Moreover, similar considerations must come into play to limit the risk posed by the filing of shareholder suits. As would be expected, suits of this nature have already been filed. One such example is the shareholder suit filed against Norwegian Cruise Lines and relevant key persons at the company on March 31. The suit alleges the company had downplayed the seriousness of COVID-19 in order to maintain its bookings, despite possessing knowledge of the seriousness of the virus. Specifically, the suit alleges that, based on passengers testing positive on the Diamond Princess cruise ship on February 19th, and Norwegian’s CEO selling $207,000 worth of Norwegian common stock at $51.80 the very next day, the company had knowledge of the risks posed by COVID-19 and then made materially false and misleading statements to obscure those risks.
The statements at issue were made in the company’s 8-K, an accompanying press release, an analyst call, and the company’s 10-K for 2019. The complaint highlighted company statements that painted an overly optimistic outlook for the company, including that the company had implemented “preventative measures” to reduce exposure to the virus and that the company had “overcome challenges similar to COVID-19” so it was confident “this challenge will be no different.” In addition to these allegedly inaccurate statements, the suit further alleges the company was employing sales tactics of providing customers with unproven or false statements about COVID-19 to entice customers to purchase cruises and thus preserve the company’s reported bookings, a key financial metric. Examples included using talking points with customers that the virus could only survive in cold temperatures and that the “only thing you need to worry about for your cruise is do you have enough sunscreen?” According to the complaint, public media reports exposed these tactics and enabled the truth to emerge. .
Another action, alleging misrepresentations at the highest level, was filed against Inovio Pharmaceuticals, Inc. and Joseph Kim, the company’s President and CEO, in March. The statements at issue in that suit are Kim’s public claims, which were reiterated in a company 8-K, that the company had constructed a vaccine for COVID-19 and was ready to start human clinical trials in April. Following these statements, the value of the company’s common stock skyrocketed, from $4.39 on March 2, 2020 to $19.36 per share on March 9, 2020. However, upon the publication of a negative statement by a prominent pharmaceutical research firm on March 9 calling Kim’s claims “ludicrous and dangerous,” the stock closed at $5.70 per share the next day, marking a fall of 71%.

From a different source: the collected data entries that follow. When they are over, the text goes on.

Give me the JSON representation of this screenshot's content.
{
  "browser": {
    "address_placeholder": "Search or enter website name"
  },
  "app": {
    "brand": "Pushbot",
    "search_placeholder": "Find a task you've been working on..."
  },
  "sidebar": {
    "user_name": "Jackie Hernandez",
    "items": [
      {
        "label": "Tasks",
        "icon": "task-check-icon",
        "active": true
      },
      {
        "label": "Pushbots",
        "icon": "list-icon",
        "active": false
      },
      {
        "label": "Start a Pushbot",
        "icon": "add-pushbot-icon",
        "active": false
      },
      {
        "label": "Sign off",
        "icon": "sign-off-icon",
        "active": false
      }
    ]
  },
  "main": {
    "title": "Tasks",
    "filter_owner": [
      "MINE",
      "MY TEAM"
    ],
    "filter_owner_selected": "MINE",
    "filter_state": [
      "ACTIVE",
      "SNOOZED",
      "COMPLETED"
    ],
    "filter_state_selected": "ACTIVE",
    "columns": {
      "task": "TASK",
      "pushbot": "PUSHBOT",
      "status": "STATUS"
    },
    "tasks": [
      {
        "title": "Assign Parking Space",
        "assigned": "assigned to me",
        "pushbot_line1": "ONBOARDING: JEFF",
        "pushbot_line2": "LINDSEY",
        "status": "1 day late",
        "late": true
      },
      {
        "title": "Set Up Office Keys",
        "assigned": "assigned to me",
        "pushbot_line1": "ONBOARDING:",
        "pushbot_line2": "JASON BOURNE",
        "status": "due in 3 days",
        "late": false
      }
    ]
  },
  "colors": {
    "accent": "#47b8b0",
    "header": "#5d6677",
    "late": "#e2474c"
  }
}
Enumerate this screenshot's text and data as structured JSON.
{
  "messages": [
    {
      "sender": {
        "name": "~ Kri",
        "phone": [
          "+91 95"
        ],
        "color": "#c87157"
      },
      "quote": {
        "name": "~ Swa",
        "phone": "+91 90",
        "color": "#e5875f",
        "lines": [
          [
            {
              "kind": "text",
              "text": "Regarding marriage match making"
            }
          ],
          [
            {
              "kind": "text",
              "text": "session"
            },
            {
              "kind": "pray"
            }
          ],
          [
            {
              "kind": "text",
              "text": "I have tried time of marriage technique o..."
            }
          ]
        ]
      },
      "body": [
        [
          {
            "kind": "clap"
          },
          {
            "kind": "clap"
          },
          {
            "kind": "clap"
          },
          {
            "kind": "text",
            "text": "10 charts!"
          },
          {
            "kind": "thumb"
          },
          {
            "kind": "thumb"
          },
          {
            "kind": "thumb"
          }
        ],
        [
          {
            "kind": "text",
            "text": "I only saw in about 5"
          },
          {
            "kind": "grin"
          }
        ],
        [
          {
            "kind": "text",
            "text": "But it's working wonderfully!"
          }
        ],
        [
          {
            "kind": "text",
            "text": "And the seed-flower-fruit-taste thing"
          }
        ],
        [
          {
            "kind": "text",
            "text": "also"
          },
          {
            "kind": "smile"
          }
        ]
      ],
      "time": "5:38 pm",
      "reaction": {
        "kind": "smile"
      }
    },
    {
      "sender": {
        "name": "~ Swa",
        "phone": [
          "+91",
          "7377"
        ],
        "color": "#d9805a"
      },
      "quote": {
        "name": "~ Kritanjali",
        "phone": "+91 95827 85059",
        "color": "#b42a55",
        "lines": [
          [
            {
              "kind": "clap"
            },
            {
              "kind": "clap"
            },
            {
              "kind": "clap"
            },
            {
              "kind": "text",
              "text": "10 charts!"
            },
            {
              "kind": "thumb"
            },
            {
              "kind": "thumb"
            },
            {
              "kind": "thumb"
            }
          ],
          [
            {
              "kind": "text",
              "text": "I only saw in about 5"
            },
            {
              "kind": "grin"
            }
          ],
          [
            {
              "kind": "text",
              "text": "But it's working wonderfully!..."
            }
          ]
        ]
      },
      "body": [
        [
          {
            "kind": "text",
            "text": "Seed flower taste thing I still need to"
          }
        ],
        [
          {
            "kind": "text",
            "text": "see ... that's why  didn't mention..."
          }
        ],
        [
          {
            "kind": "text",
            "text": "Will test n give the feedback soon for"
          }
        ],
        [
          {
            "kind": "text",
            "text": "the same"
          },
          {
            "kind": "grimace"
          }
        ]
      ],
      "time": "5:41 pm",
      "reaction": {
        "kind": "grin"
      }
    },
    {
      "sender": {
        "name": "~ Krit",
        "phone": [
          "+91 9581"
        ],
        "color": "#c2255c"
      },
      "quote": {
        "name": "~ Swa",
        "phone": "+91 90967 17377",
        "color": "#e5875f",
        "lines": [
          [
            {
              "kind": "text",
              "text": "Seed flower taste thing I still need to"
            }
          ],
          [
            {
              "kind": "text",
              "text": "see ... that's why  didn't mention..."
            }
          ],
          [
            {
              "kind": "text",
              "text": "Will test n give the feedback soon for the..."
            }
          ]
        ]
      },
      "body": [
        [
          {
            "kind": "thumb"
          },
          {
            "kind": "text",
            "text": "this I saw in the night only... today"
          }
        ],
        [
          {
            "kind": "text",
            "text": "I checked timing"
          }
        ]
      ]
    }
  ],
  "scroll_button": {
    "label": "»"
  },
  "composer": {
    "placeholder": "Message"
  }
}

Both suits seek class certification and compensatory damages. The Inovio suit also seeks punitive damages. These suits present a cautionary tale and offer guidance for companies about the risks they face when addressing issues concerning COVID-19. While the alleged misstatements in Inovio are particularly sensational and go directly to the company’s claimed ability to combat COVID-19, the circumstances in the Norwegian suit are instructive. The allegations that the company made overly optimistic statements about its ability to manage the fallout from COVID-19, and that the company directed its employees to make misleading statements to customers in order to avoid the loss of business, are of the type likely to be lobbed at other companies as the volume of COVID-19 related disclosures increases over time. The primary lesson here is that the most effective way to avoid regulatory scrutiny and to limit the risk of a suit being filed – in addition to ensuring the truthfulness of any disclosure – is to be conservative with disclosures and solicitations that relate to the pandemic. In short, caution and prudence should carry the day when a company makes statements about how it intends to confront this unprecedented challenge.